En política, la Mater Dolorosa suele ser la norma y el Ecce Homo la excepción. Desde las “catedrales de luz” de Albert Speer para las concentraciones nazis de Núremberg a las brillantes ocurrencias fotográficas de los spin doctors de la presidenta, el rasgo común y normativo combina la ejecución impecable y la desinhibición radical. La regla consiste en prescindir de toda consideración que no sea el impacto emotivo en la tripa y el consiguiente éxito de público. No cuentan ni la atención a los sentimientos más respetables, ni los remilgos a la hora de explotar los más abyectos. Para los fittipaldis de la “mala política buena” los semáforos en rojo no existen. Sólo cuentan los resultados.
El problema de esta “mala política buena” estriba en que su frontera con la “mala política mala” es muy tenue. La primera combina la pericia inescrupulosa de los profesionales y la prestación correcta de los ejecutantes (el caso de la presidenta de la comunidad de Madrid cumple, de momento, con estos requisitos). En el segundo caso, falla el diseño o la ejecución, y no sólo no se alcanzan los objetivos, sino que los resultados puede llegar a ser catastróficos.

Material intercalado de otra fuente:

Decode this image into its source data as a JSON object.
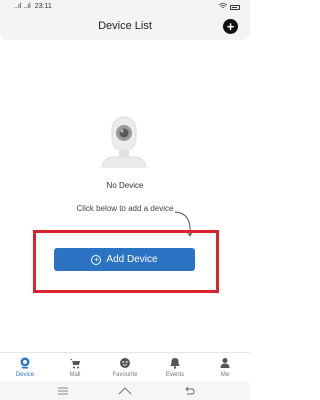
{
  "status": {
    "signal": "..ıl ..ıl",
    "time": "23:11",
    "battery_icon": "battery-icon"
  },
  "header": {
    "title": "Device List",
    "add_icon": "plus-icon"
  },
  "empty": {
    "label": "No Device",
    "hint": "Click below to add a device"
  },
  "add_button": {
    "label": "Add Device",
    "icon": "plus-circle-icon"
  },
  "tabs": [
    {
      "label": "Device",
      "icon": "camera-icon",
      "active": true
    },
    {
      "label": "Mall",
      "icon": "cart-icon",
      "active": false
    },
    {
      "label": "Favourite",
      "icon": "face-icon",
      "active": false
    },
    {
      "label": "Events",
      "icon": "bell-icon",
      "active": false
    },
    {
      "label": "Me",
      "icon": "person-icon",
      "active": false
    }
  ],
  "colors": {
    "accent": "#2c73c4",
    "highlight": "#d9232d",
    "header_bg": "#f4f4f4"
  }
}
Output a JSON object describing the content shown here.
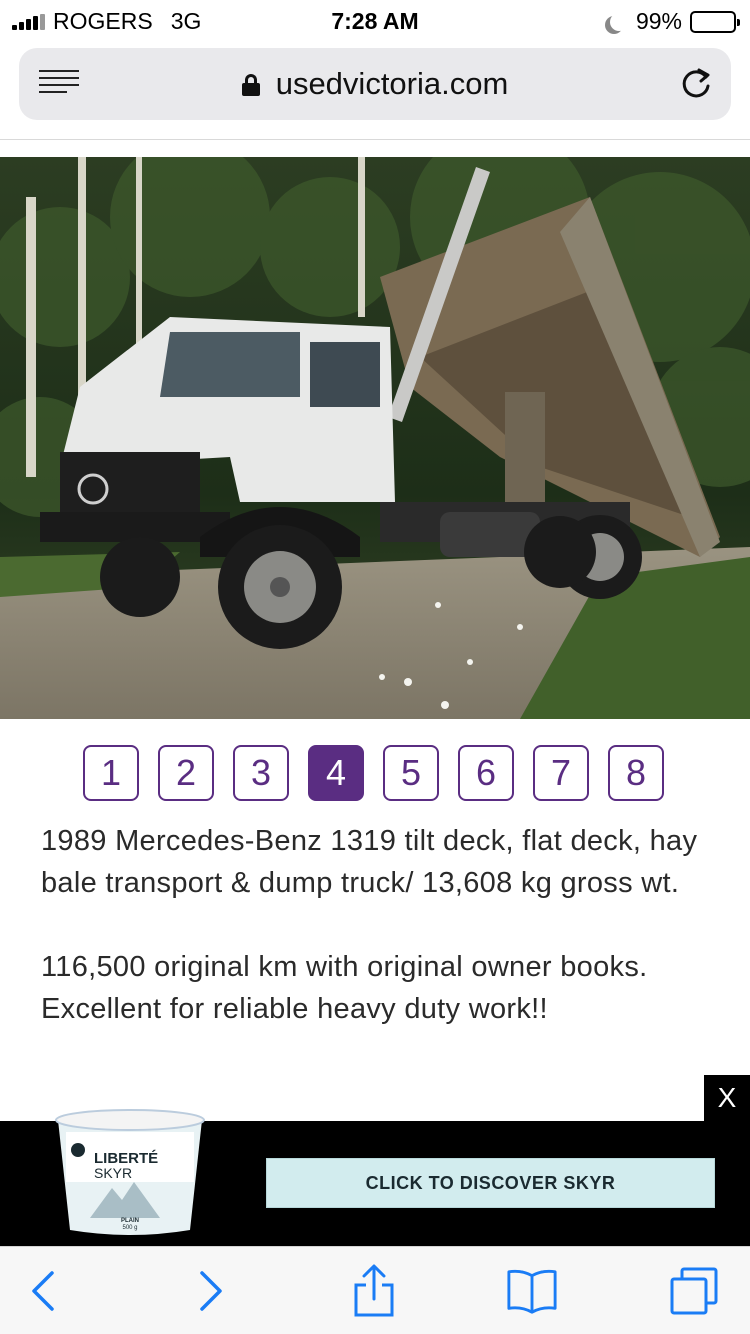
{
  "status_bar": {
    "carrier": "ROGERS",
    "network": "3G",
    "time": "7:28 AM",
    "battery": "99%",
    "battery_level": 0.99
  },
  "browser": {
    "url": "usedvictoria.com"
  },
  "listing": {
    "photo_icon": "dump-truck-photo",
    "pages": [
      "1",
      "2",
      "3",
      "4",
      "5",
      "6",
      "7",
      "8"
    ],
    "active_page": "4",
    "description_1": "1989 Mercedes-Benz 1319 tilt deck, flat deck, hay bale transport & dump truck/ 13,608 kg gross wt.",
    "description_2": "116,500 original km with original owner books. Excellent for reliable heavy duty work!!"
  },
  "ad": {
    "close_label": "X",
    "cta_label": "CLICK TO DISCOVER SKYR",
    "product_brand": "LIBERTÉ",
    "product_name": "SKYR",
    "product_flavor": "PLAIN",
    "product_size": "500 g"
  },
  "colors": {
    "accent": "#5a2d82",
    "ios_blue": "#1a7cf5",
    "cta_bg": "#d2ecee"
  }
}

En el caso del reelegido presidente norteamericano surge la duda de si el encumbrado ejecutante, enardecido por el éxito, no hace otra cosa que ir improvisando su propio guion, sobre la marcha, irrefrenablemente. El espectáculo que ofrece diariamente al mundo ¿responde a una estrategia y a una escenificación conscientes, premeditadas, a la búsqueda de un resultado de suma cero, con ganadores y perdedores sin remisión? ¿O se trata simplemente de un desmadre en la que todo el mundo (en el sentido más literal) puede llegar a perder muchísimo, incluso el lenguaraz presidente? Cuando el presidente americano exclama, en el curso de un largo monólogo de 90 minutos ante atónitos donantes del partido republicano, que “estos países nos están llamando, besándome el culo. Se mueren por hacer un trato”, la pregunta crucial que surge en el mundo es si se trata de “mala política buena” o si nos enfrentamos a un caso inaudito y colosal de “mala política mala”. En ambos casos, la respuesta ineludible no puede ser otra que la lucha a ultranza para no quedar a merced de los payasos enloquecidos.